New NVIDIA AI platform cuts downtime for supercomputing datacentres

The new NVIDIA Mellanox UFM CyberAI platform minimises downtime in InfiniBand datacentres by harnessing AI-powered analytics to detect security threats and operational issues, as well as predict network failures.

It applies AI to learn a datacentre’s operational cadence and network workload patterns, drawing on both real-time and historic telemetry and workload data. Against this baseline, it tracks the system’s health and network modifications, and detects performance degradations, usage and profile changes.

The new platform provides alerts of abnormal system and application behaviour, and potential system failures and threats, as well as performs corrective actions.
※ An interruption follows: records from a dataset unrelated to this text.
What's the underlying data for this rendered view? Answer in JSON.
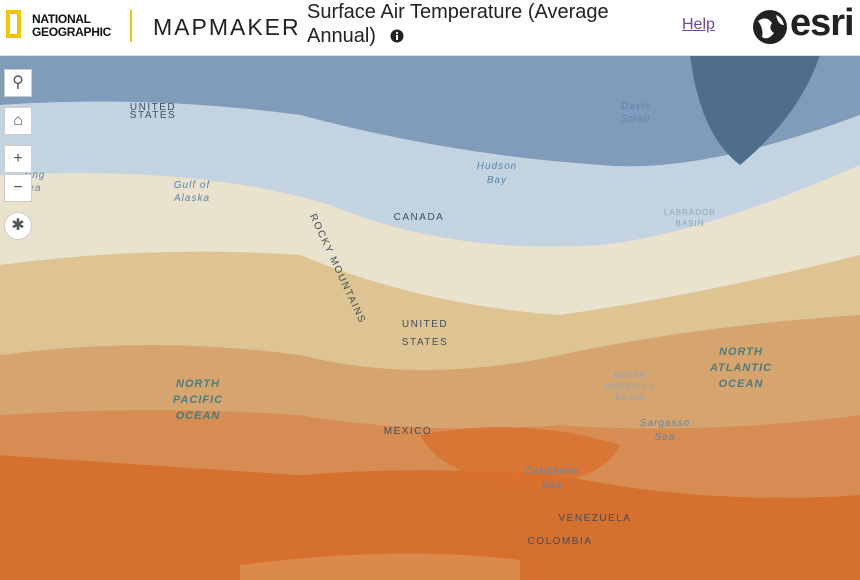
{
  "header": {
    "brand": [
      "NATIONAL",
      "GEOGRAPHIC"
    ],
    "app": "MAPMAKER",
    "title": "Surface Air Temperature (Average Annual)",
    "help": "Help",
    "esri": "esri"
  },
  "map_labels": [
    [
      "UNITED",
      "STATES"
    ],
    [
      "Davis",
      "Strait"
    ],
    [
      "Hudson",
      "Bay"
    ],
    [
      "Gulf of",
      "Alaska"
    ],
    [
      "ring",
      "ea"
    ],
    [
      "CANADA"
    ],
    [
      "LABRADOR",
      "BASIN"
    ],
    [
      "ROCKY MOUNTAINS"
    ],
    [
      "UNITED",
      "STATES"
    ],
    [
      "NORTH",
      "ATLANTIC",
      "OCEAN"
    ],
    [
      "NORTH",
      "AMERICAN",
      "BASIN"
    ],
    [
      "NORTH",
      "PACIFIC",
      "OCEAN"
    ],
    [
      "MEXICO"
    ],
    [
      "Sargasso",
      "Sea"
    ],
    [
      "Caribbean",
      "Sea"
    ],
    [
      "VENEZUELA"
    ],
    [
      "COLOMBIA"
    ]
  ]
}
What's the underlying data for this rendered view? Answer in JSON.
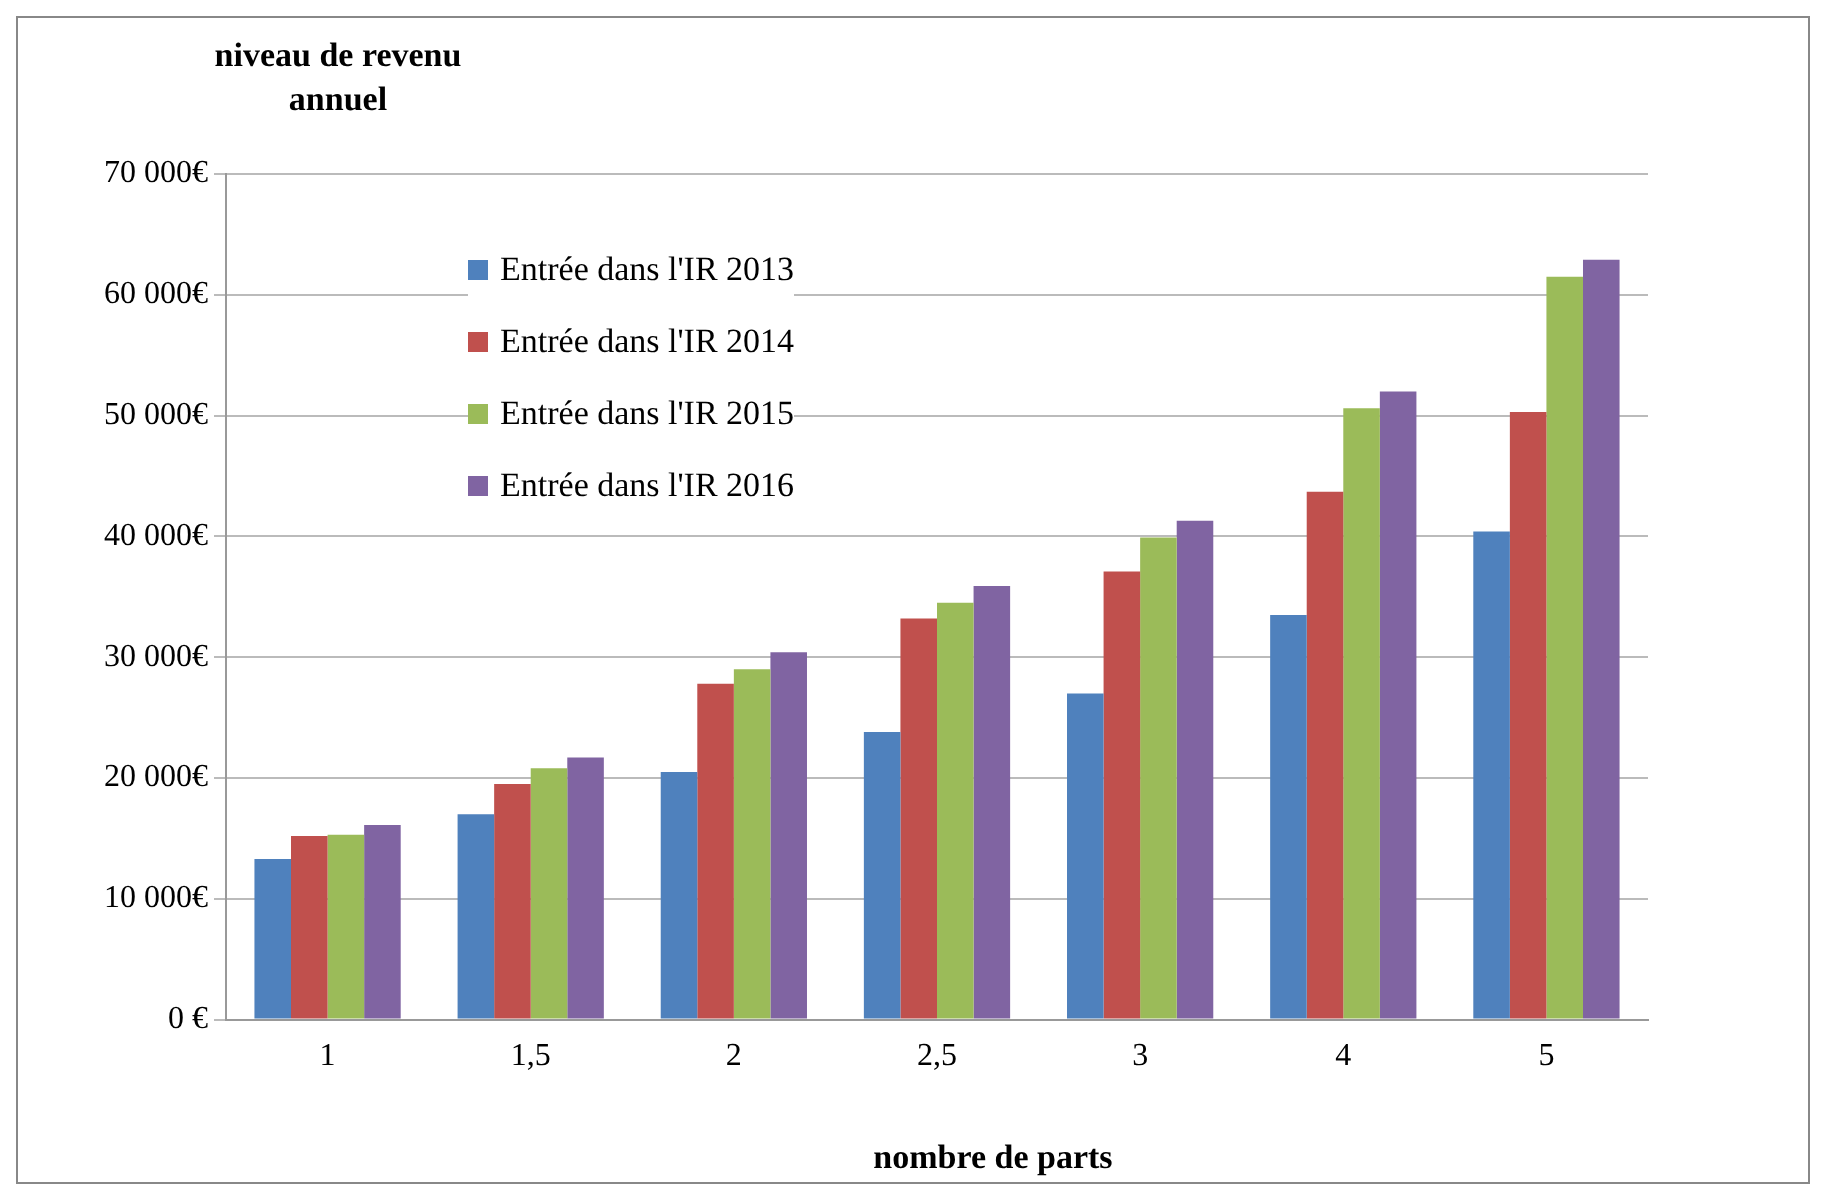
{
  "chart_data": {
    "type": "bar",
    "ylabel": "niveau de revenu annuel",
    "xlabel": "nombre de parts",
    "categories": [
      "1",
      "1,5",
      "2",
      "2,5",
      "3",
      "4",
      "5"
    ],
    "series": [
      {
        "name": "Entrée dans l'IR 2013",
        "color": "#4f81bd",
        "values": [
          13300,
          17000,
          20500,
          23800,
          27000,
          33500,
          40400
        ]
      },
      {
        "name": "Entrée dans l'IR 2014",
        "color": "#c0504d",
        "values": [
          15200,
          19500,
          27800,
          33200,
          37100,
          43700,
          50300
        ]
      },
      {
        "name": "Entrée dans l'IR 2015",
        "color": "#9bbb59",
        "values": [
          15300,
          20800,
          29000,
          34500,
          39900,
          50600,
          61500
        ]
      },
      {
        "name": "Entrée dans l'IR 2016",
        "color": "#8064a2",
        "values": [
          16100,
          21700,
          30400,
          35900,
          41300,
          52000,
          62900
        ]
      }
    ],
    "ylim": [
      0,
      70000
    ],
    "yticks": [
      {
        "value": 0,
        "label": "0 €"
      },
      {
        "value": 10000,
        "label": "10 000€"
      },
      {
        "value": 20000,
        "label": "20 000€"
      },
      {
        "value": 30000,
        "label": "30 000€"
      },
      {
        "value": 40000,
        "label": "40 000€"
      },
      {
        "value": 50000,
        "label": "50 000€"
      },
      {
        "value": 60000,
        "label": "60 000€"
      },
      {
        "value": 70000,
        "label": "70 000€"
      }
    ],
    "grid": "y",
    "legend": "top left"
  }
}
It also delivers security alerts in cases of attempted system hacking to host undesired applications, such as cryptocurrency mining.

The result is reduced data centre downtime, which according to ITIC, can cost more than US$300,000 an hour.
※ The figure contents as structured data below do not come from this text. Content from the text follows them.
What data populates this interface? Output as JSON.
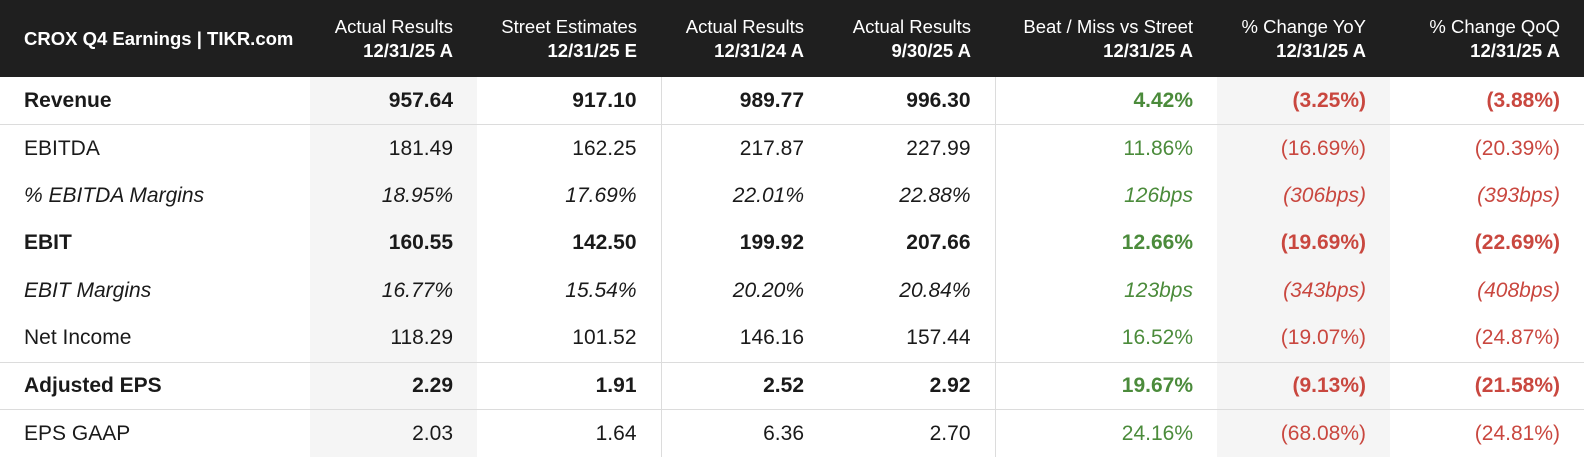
{
  "header": {
    "title": "CROX Q4 Earnings | TIKR.com",
    "columns": [
      {
        "line1": "Actual Results",
        "line2": "12/31/25 A"
      },
      {
        "line1": "Street Estimates",
        "line2": "12/31/25 E"
      },
      {
        "line1": "Actual Results",
        "line2": "12/31/24 A"
      },
      {
        "line1": "Actual Results",
        "line2": "9/30/25 A"
      },
      {
        "line1": "Beat / Miss vs Street",
        "line2": "12/31/25 A"
      },
      {
        "line1": "% Change YoY",
        "line2": "12/31/25 A"
      },
      {
        "line1": "% Change QoQ",
        "line2": "12/31/25 A"
      }
    ]
  },
  "rows": [
    {
      "label": "Revenue",
      "v": [
        "957.64",
        "917.10",
        "989.77",
        "996.30",
        "4.42%",
        "(3.25%)",
        "(3.88%)"
      ]
    },
    {
      "label": "EBITDA",
      "v": [
        "181.49",
        "162.25",
        "217.87",
        "227.99",
        "11.86%",
        "(16.69%)",
        "(20.39%)"
      ]
    },
    {
      "label": "% EBITDA Margins",
      "v": [
        "18.95%",
        "17.69%",
        "22.01%",
        "22.88%",
        "126bps",
        "(306bps)",
        "(393bps)"
      ]
    },
    {
      "label": "EBIT",
      "v": [
        "160.55",
        "142.50",
        "199.92",
        "207.66",
        "12.66%",
        "(19.69%)",
        "(22.69%)"
      ]
    },
    {
      "label": "EBIT Margins",
      "v": [
        "16.77%",
        "15.54%",
        "20.20%",
        "20.84%",
        "123bps",
        "(343bps)",
        "(408bps)"
      ]
    },
    {
      "label": "Net Income",
      "v": [
        "118.29",
        "101.52",
        "146.16",
        "157.44",
        "16.52%",
        "(19.07%)",
        "(24.87%)"
      ]
    },
    {
      "label": "Adjusted EPS",
      "v": [
        "2.29",
        "1.91",
        "2.52",
        "2.92",
        "19.67%",
        "(9.13%)",
        "(21.58%)"
      ]
    },
    {
      "label": "EPS GAAP",
      "v": [
        "2.03",
        "1.64",
        "6.36",
        "2.70",
        "24.16%",
        "(68.08%)",
        "(24.81%)"
      ]
    }
  ],
  "colors": {
    "header_bg": "#1f1f1f",
    "positive": "#4b8b3b",
    "negative": "#c9473f",
    "shaded_column": "#f5f5f5"
  }
}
“The UFM Cyber-AI platform determines a datacentre’s unique vital signs and uses them to identify performance degradation, component failures and abnormal usage patterns,” said Gilad Shainer, Senior Vice President of Marketing for Mellanox Networking at NVIDIA.

“It allows system administrators to quickly detect and respond to potential security threats and address upcoming failures, saving cost and ensuring consistent service to customers,” he added.

NVIDIA has also added a third member of the UFM family, the UFM Telemetry platform. This tool captures real-time network telemetry data, which is streamed to an on-premises or cloud-based database to monitor network performance and validate the network configuration.